Day 1 of menstruation marks the lowest point of all major reproductive hormones:

  • Estrogen: at floor. Starts rising late in the menstrual phase as new follicles develop.
  • Progesterone: at floor (corpus luteum has died).
  • FSH: starts rising from day 1 as the pituitary stimulates a new cohort of follicles.
  • LH: low throughout (will spike at ovulation 10 to 16 days later).

The low-estrogen state is responsible for some of the physical experience: lighter skin barrier, lower libido, sometimes lower mood. The picture lifts as estrogen begins climbing in days 4 to 5.

How the menstrual phase feels

The population pattern (individual variation is large):

  • Energy is often lower in the first 2 days of bleeding. Many users report a noticeable lift by day 3 or 4 as estrogen begins to rise.
  • Sleep can be lighter or warmer. Some users sleep more deeply during bleeding; others find it harder to sleep due to discomfort or restless legs.
  • Mood lifts compared to late luteal. The drop from high-then-withdrawn progesterone (PMS week) to the new cycle baseline often produces a felt "reset" within 1 to 2 days of bleeding starting.
  • Cognition softens then recovers. Working memory and verbal fluency tend to be modestly lower in the early menstrual phase than late follicular.

The "lift on day 3" pattern is one of the more reliable subjective findings in cycle research, though effect sizes are modest.

What to schedule during the menstrual phase

Cycle syncing maps the menstrual phase to a "reflect" mode: reflective and planning-oriented work, with reduced demands. Concrete tasks:

  • Monthly retrospectives. Reviewing what worked, what didn't, what to change in the next cycle.
  • Quarterly or strategic planning. Lower cognitive load than execution, fits the introspective tendency.
  • Deep solo work and journaling. Not novel learning (that fits follicular better) but reflective deep work.
  • Walks and gentle mobility. Lower-intensity movement supports both physical comfort and the felt experience.
  • Earlier wind-down. Sleep tends to be lighter; an extra 30 to 60 minutes of pre-bed buffer helps.

The framing is not "force rest" but "lean into the work that suits the hormonal state". Many users feel worse forcing themselves into bed than doing low-stim work they actually want to do.

What to avoid scheduling during the menstrual phase

The phases this phase is least suited to:

  • High-stakes presentations. Verbal fluency is not at its peak; energy is variable. Save these for ovulatory phase if you can shift.
  • First-impressions meetings. New introductions land better in follicular or ovulatory.
  • Strength PRs and HIIT. Some users feel fine; many feel underpowered. Train how you feel, not how you "should".
  • Major decisions you have been putting off. Decision fatigue can be higher in the first 2 days. If urgent, ok; if optional, wait until follicular.

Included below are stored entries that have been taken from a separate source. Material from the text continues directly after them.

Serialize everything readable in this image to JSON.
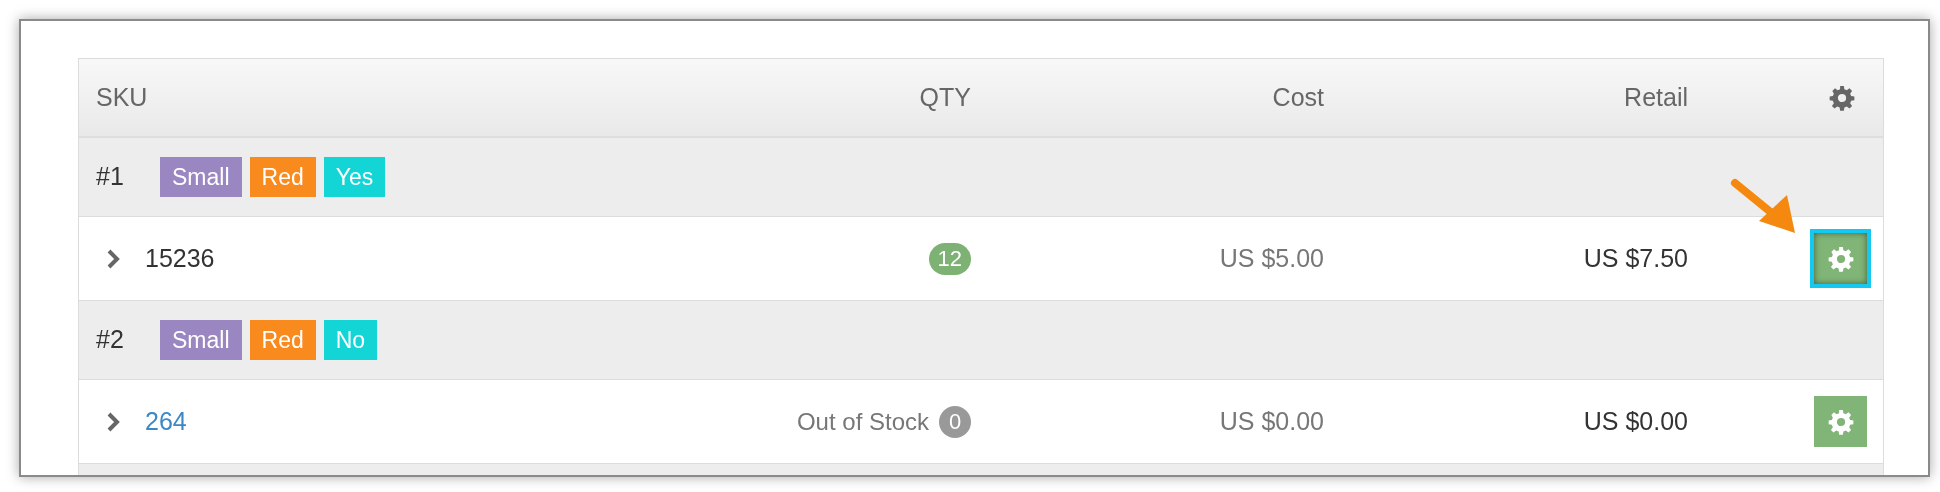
{
  "table": {
    "columns": [
      {
        "label": "SKU",
        "kind": "text"
      },
      {
        "label": "QTY",
        "kind": "text"
      },
      {
        "label": "Cost",
        "kind": "text"
      },
      {
        "label": "Retail",
        "kind": "text"
      },
      {
        "kind": "gear"
      }
    ],
    "rows": [
      {
        "kind": "group",
        "number": "#1",
        "tags": [
          {
            "label": "Small",
            "color": "#9a87c2"
          },
          {
            "label": "Red",
            "color": "#f98a1d"
          },
          {
            "label": "Yes",
            "color": "#14d5d5"
          }
        ]
      },
      {
        "kind": "item",
        "expanded": false,
        "sku": "15236",
        "sku_link": false,
        "qty": "12",
        "in_stock": true,
        "cost": "US $5.00",
        "retail": "US $7.50",
        "highlighted": true
      },
      {
        "kind": "group",
        "number": "#2",
        "tags": [
          {
            "label": "Small",
            "color": "#9a87c2"
          },
          {
            "label": "Red",
            "color": "#f98a1d"
          },
          {
            "label": "No",
            "color": "#14d5d5"
          }
        ]
      },
      {
        "kind": "item",
        "expanded": false,
        "sku": "264",
        "sku_link": true,
        "stock_label": "Out of Stock",
        "qty": "0",
        "in_stock": false,
        "cost": "US $0.00",
        "retail": "US $0.00",
        "highlighted": false
      },
      {
        "kind": "group"
      }
    ]
  }
}
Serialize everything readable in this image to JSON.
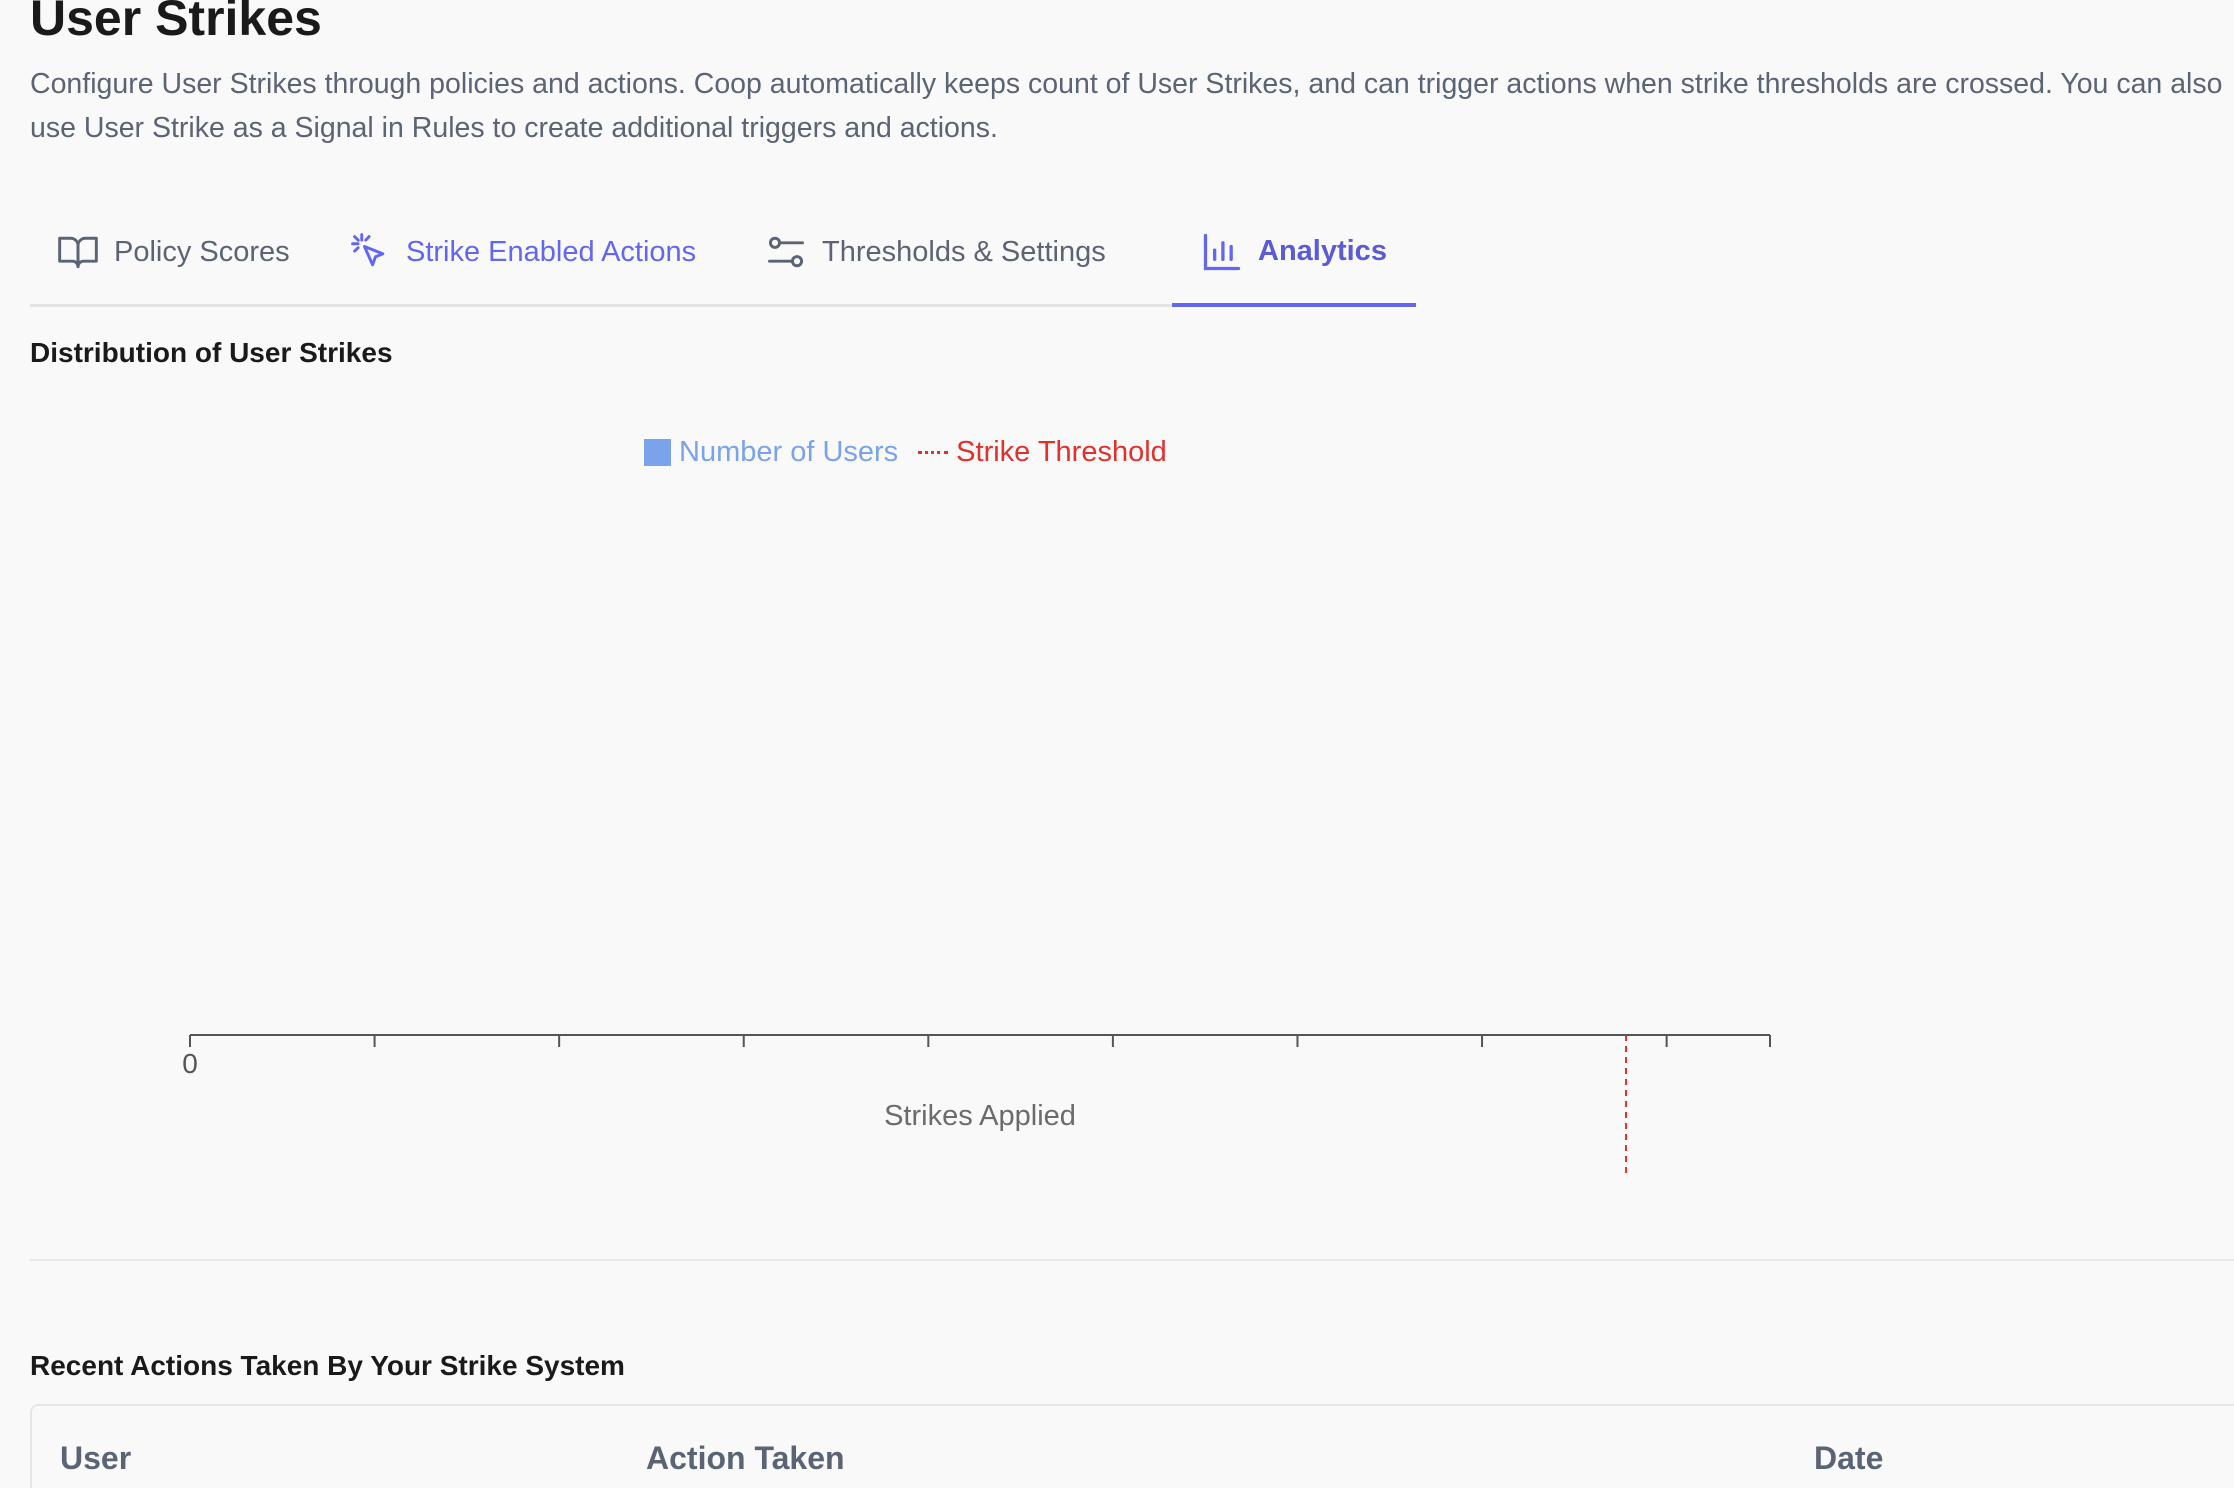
{
  "header": {
    "title": "User Strikes",
    "description": "Configure User Strikes through policies and actions. Coop automatically keeps count of User Strikes, and can trigger actions when strike thresholds are crossed. You can also use User Strike as a Signal in Rules to create additional triggers and actions."
  },
  "tabs": [
    {
      "label": "Policy Scores",
      "icon": "book-open-icon"
    },
    {
      "label": "Strike Enabled Actions",
      "icon": "cursor-click-icon"
    },
    {
      "label": "Thresholds & Settings",
      "icon": "sliders-icon"
    },
    {
      "label": "Analytics",
      "icon": "bar-chart-icon",
      "active": true
    }
  ],
  "colors": {
    "accent": "#6366f1",
    "bar": "#7aa3ec",
    "threshold": "#e0312b",
    "axis": "#555555",
    "muted_text": "#5b6475"
  },
  "chart_section": {
    "title": "Distribution of User Strikes"
  },
  "chart_data": {
    "type": "bar",
    "legend": [
      {
        "label": "Number of Users",
        "kind": "bar",
        "color": "#7aa3ec"
      },
      {
        "label": "Strike Threshold",
        "kind": "dashed-line",
        "color": "#e0312b"
      }
    ],
    "legend_position": "top-center",
    "xlabel": "Strikes Applied",
    "ylabel": "",
    "x_tick_labels": [
      "0",
      "",
      "",
      "",
      "",
      "",
      "",
      "",
      ""
    ],
    "xlim": [
      0,
      8.56
    ],
    "series": [
      {
        "name": "Number of Users",
        "values": []
      }
    ],
    "strike_threshold": 7.78,
    "grid": false
  },
  "recent_section": {
    "title": "Recent Actions Taken By Your Strike System"
  },
  "table": {
    "columns": [
      "User",
      "Action Taken",
      "Date"
    ],
    "rows": []
  }
}
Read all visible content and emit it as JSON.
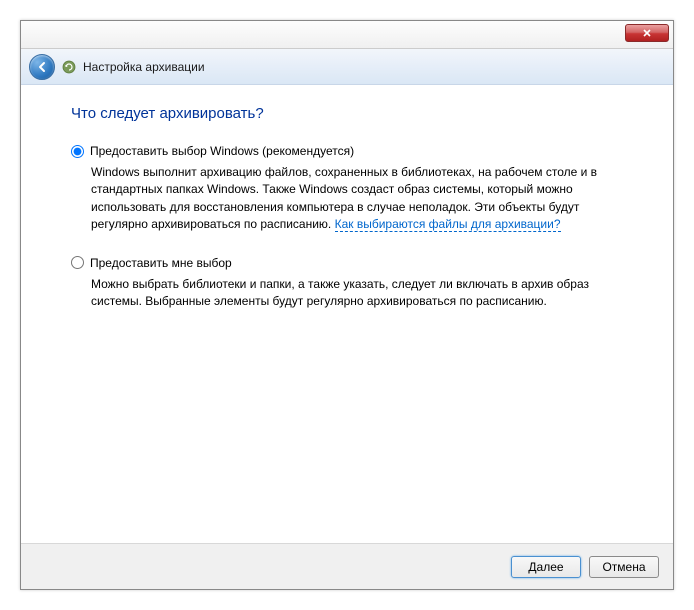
{
  "header": {
    "title": "Настройка архивации"
  },
  "content": {
    "question": "Что следует архивировать?"
  },
  "options": [
    {
      "label": "Предоставить выбор Windows (рекомендуется)",
      "desc": "Windows выполнит архивацию файлов, сохраненных в библиотеках, на рабочем столе и в стандартных папках Windows. Также Windows создаст образ системы, который можно использовать для восстановления компьютера в случае неполадок. Эти объекты будут регулярно архивироваться по расписанию.",
      "link": "Как выбираются файлы для архивации?"
    },
    {
      "label": "Предоставить мне выбор",
      "desc": "Можно выбрать библиотеки и папки, а также указать, следует ли включать в архив образ системы. Выбранные элементы будут регулярно архивироваться по расписанию."
    }
  ],
  "footer": {
    "next": "Далее",
    "cancel": "Отмена"
  }
}
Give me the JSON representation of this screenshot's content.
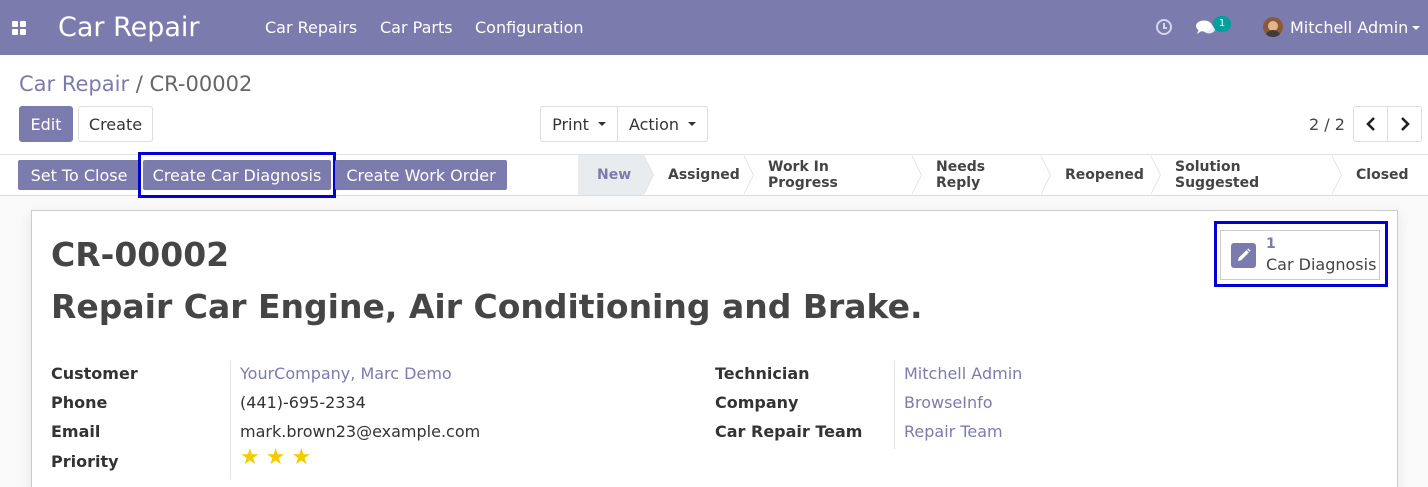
{
  "navbar": {
    "app_title": "Car Repair",
    "menu": [
      "Car Repairs",
      "Car Parts",
      "Configuration"
    ],
    "chat_badge": "1",
    "user_name": "Mitchell Admin"
  },
  "breadcrumb": {
    "parent": "Car Repair",
    "separator": " / ",
    "current": "CR-00002"
  },
  "buttons": {
    "edit": "Edit",
    "create": "Create",
    "print": "Print",
    "action": "Action"
  },
  "pager": {
    "text": "2 / 2"
  },
  "statusbar": {
    "actions": [
      "Set To Close",
      "Create Car Diagnosis",
      "Create Work Order"
    ],
    "stages": [
      "New",
      "Assigned",
      "Work In Progress",
      "Needs Reply",
      "Reopened",
      "Solution Suggested",
      "Closed"
    ],
    "active_stage": "New"
  },
  "record": {
    "code": "CR-00002",
    "title": "Repair Car Engine, Air Conditioning and Brake.",
    "smart_button": {
      "value": "1",
      "label": "Car Diagnosis"
    },
    "left_fields": {
      "customer": {
        "label": "Customer",
        "value": "YourCompany, Marc Demo"
      },
      "phone": {
        "label": "Phone",
        "value": "(441)-695-2334"
      },
      "email": {
        "label": "Email",
        "value": "mark.brown23@example.com"
      },
      "priority": {
        "label": "Priority",
        "stars": 3
      }
    },
    "right_fields": {
      "technician": {
        "label": "Technician",
        "value": "Mitchell Admin"
      },
      "company": {
        "label": "Company",
        "value": "BrowseInfo"
      },
      "team": {
        "label": "Car Repair Team",
        "value": "Repair Team"
      }
    }
  },
  "colors": {
    "brand": "#7c7bad",
    "highlight": "#0000d6",
    "star": "#f3cc00"
  }
}
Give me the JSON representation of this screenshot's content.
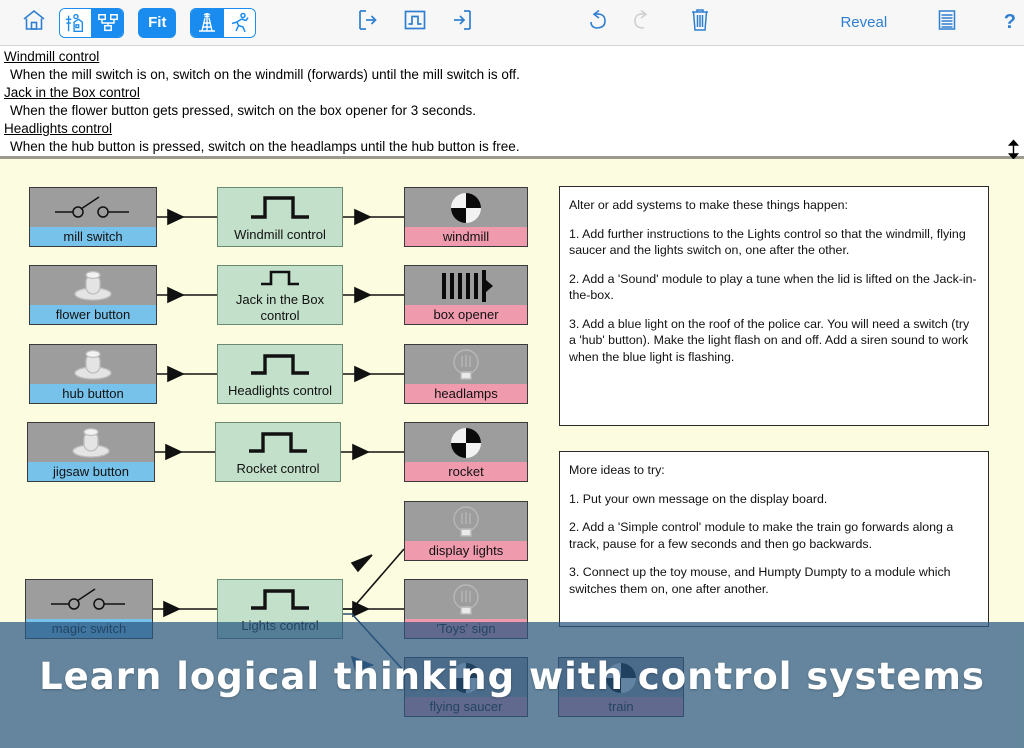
{
  "toolbar": {
    "home_icon": "home-icon",
    "view_segment": [
      {
        "icon": "scene-view-icon",
        "selected": false
      },
      {
        "icon": "systems-view-icon",
        "selected": true
      }
    ],
    "fit_label": "Fit",
    "mode_segment": [
      {
        "icon": "build-tower-icon",
        "selected": true
      },
      {
        "icon": "run-person-icon",
        "selected": false
      }
    ],
    "input_icon": "input-arrow-icon",
    "control_icon": "pulse-control-icon",
    "output_icon": "output-arrow-icon",
    "undo_icon": "undo-icon",
    "redo_icon": "redo-icon",
    "delete_icon": "trash-icon",
    "reveal_label": "Reveal",
    "list_icon": "list-lines-icon",
    "help_label": "?"
  },
  "rules": [
    {
      "title": "Windmill control",
      "body": "When the mill switch is on, switch on the windmill (forwards) until the mill switch is off."
    },
    {
      "title": "Jack in the Box control",
      "body": "When the flower button gets pressed, switch on the box opener for 3 seconds."
    },
    {
      "title": "Headlights control",
      "body": "When the hub button is pressed, switch on the headlamps until the hub button is free."
    }
  ],
  "resize_handle_icon": "vertical-resize-icon",
  "diagram": {
    "inputs": [
      {
        "label": "mill switch",
        "icon": "lever-switch-icon"
      },
      {
        "label": "flower button",
        "icon": "push-button-icon"
      },
      {
        "label": "hub button",
        "icon": "push-button-icon"
      },
      {
        "label": "jigsaw button",
        "icon": "push-button-icon"
      },
      {
        "label": "magic switch",
        "icon": "lever-switch-icon"
      }
    ],
    "controls": [
      {
        "label": "Windmill control",
        "icon": "pulse-icon"
      },
      {
        "label": "Jack in the Box control",
        "icon": "pulse-icon"
      },
      {
        "label": "Headlights control",
        "icon": "pulse-icon"
      },
      {
        "label": "Rocket control",
        "icon": "pulse-icon"
      },
      {
        "label": "Lights control",
        "icon": "pulse-icon"
      }
    ],
    "outputs": [
      {
        "label": "windmill",
        "icon": "motor-wheel-icon"
      },
      {
        "label": "box opener",
        "icon": "solenoid-icon"
      },
      {
        "label": "headlamps",
        "icon": "lamp-bulb-icon"
      },
      {
        "label": "rocket",
        "icon": "motor-wheel-icon"
      },
      {
        "label": "display lights",
        "icon": "lamp-bulb-icon"
      },
      {
        "label": "'Toys' sign",
        "icon": "lamp-bulb-icon"
      },
      {
        "label": "flying saucer",
        "icon": "motor-wheel-icon"
      },
      {
        "label": "train",
        "icon": "motor-wheel-icon"
      }
    ]
  },
  "panels": [
    {
      "name": "tasks-panel",
      "lines": [
        "Alter or add systems to make these things happen:",
        "1. Add further instructions to the Lights control so that the windmill, flying saucer and the lights switch on, one after the other.",
        "2. Add a 'Sound' module to play a tune when the lid is lifted on the Jack-in-the-box.",
        "3. Add a blue light on the roof of the police car. You will need a switch (try a 'hub' button). Make the light flash on and off.  Add a siren sound to work when the blue light is flashing."
      ]
    },
    {
      "name": "more-ideas-panel",
      "lines": [
        "More ideas to try:",
        "1. Put your own message on the display board.",
        "2. Add a 'Simple control' module to make the train go forwards along a track, pause for a few seconds and then go backwards.",
        "3. Connect up the toy mouse, and Humpty Dumpty to a module which switches them on, one after another."
      ]
    }
  ],
  "caption": "Learn logical thinking with control systems",
  "colors": {
    "accent_blue": "#1a8cf0",
    "canvas_bg": "#fcfce0",
    "input_caption": "#77c2ea",
    "output_caption": "#ef9aad",
    "control_fill": "#c3e0ca",
    "node_body": "#9d9d9d",
    "overlay": "#2a5882"
  }
}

The myth of "menstrual phase rest"

Mainstream cycle syncing content often prescribes strict rest during menstruation. The framing is not well-supported. The research consistently shows that menstruating women have only modestly reduced energy availability and that aerobic exercise during menstruation is well-tolerated. Forcing rest you do not need can feel worse than the bleeding itself.

The reasonable rule: respect the energy you actually have. If day 1 is genuinely heavy and uncomfortable, the lower-stim block makes sense. By day 3 or 4, most users can return to normal training and work load.

Menstrual phase and cycle syncing

The menstrual phase complete guide covers the broader phase context. For the calendar overlay, the cycle syncing schedule template gives a copy-able structure for menstrual days.

When the menstrual phase is different

  • Hormonal birth control. Bleeding during the placebo week of combined pills is withdrawal bleeding, not a true period. The underlying hormonal state is different (no real follicle development, no real corpus luteum demise).
  • Hormonal IUD. Often produces light or absent periods. The natural cycle may still be occurring underneath; the IUD primarily thins the endometrium so there is less to shed.
  • PCOS. Periods may be infrequent. When they do occur, they can be heavier due to longer estrogen exposure between bleeds.
  • Pregnancy or lactational amenorrhea. No menstrual phase.